Very impressive synopsis and analysis Dave.
I tend to agree (what a surprise) with almost everything that you wrote.
The reasons why Lost was such a good show, was the fact that it ended on such a high note and that it will continue to be discussed. Because lets face it, it has been 4 days since the finale and people are still talking and questioning everything in the finale. That is what really illuminates how good a finale it actually was.
True, all the questions were not answered. Ones that stick out in my mind are:
1) What is the deal with the numbers?
2) Why didn't Walt appear in the finale?
and finally
3) How did Eloise become the "time-cop" and why didn't she help to wake the survivors up?

Overall, great post and extremely well done!


At May 27, 2010 at 2:18 PM , Blogger Hefnatron said...

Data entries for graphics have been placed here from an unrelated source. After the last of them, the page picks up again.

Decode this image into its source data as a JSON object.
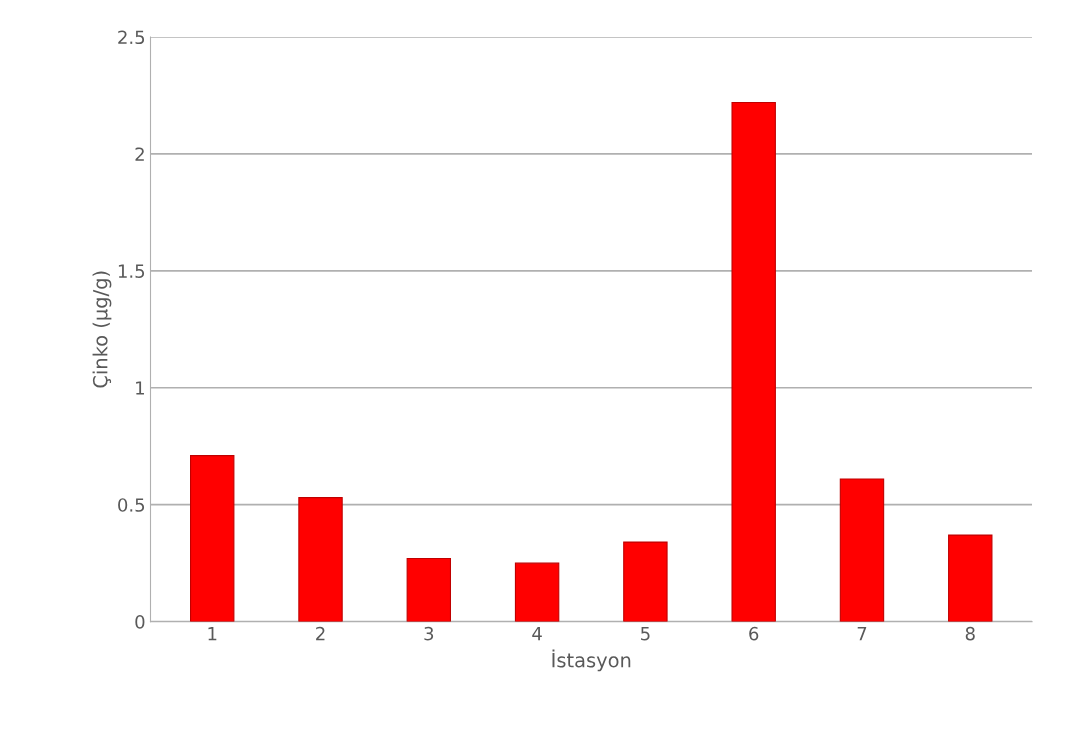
{
  "chart_data": {
    "type": "bar",
    "xlabel": "İstasyon",
    "ylabel": "Çinko (µg/g)",
    "categories": [
      "1",
      "2",
      "3",
      "4",
      "5",
      "6",
      "7",
      "8"
    ],
    "values": [
      0.71,
      0.53,
      0.27,
      0.25,
      0.34,
      2.22,
      0.61,
      0.37
    ],
    "color": "#ff0000",
    "ylim": [
      0,
      2.5
    ],
    "yticks": [
      {
        "value": 0,
        "label": "0"
      },
      0.5,
      {
        "value": 1,
        "label": "1"
      },
      1.5,
      {
        "value": 2,
        "label": "2"
      },
      2.5
    ],
    "grid": "y"
  }
}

Well said David! I really enjoyed the final episode. While I get why some people didn't care for it because of the religious themes, I don't understand the people that are fuming mad about it — claiming it was a cop out. What the hell did they want? Why would any self respecting Lost viewer want ALL the answers revealed?
One of the greatest things about life is mystery. We'll never be able to figure everything out or get answers to all our questions. Even Einstein once said life without mystery would be extremely boring. I always felt this was a major underlying theme on Lost, and have always assumed that not everything was going to be answered. Fans who are pissed about not knowing what was in Ben's box or why the Smoke monster sounded like cicadas — were too obsessive and read in waaaay too much into the little things. In the end, I think they completely overlooked the big picture of the series – the characters.
Oh, and I've read that a Walt deleted scene from the finale might be on the DVD as well.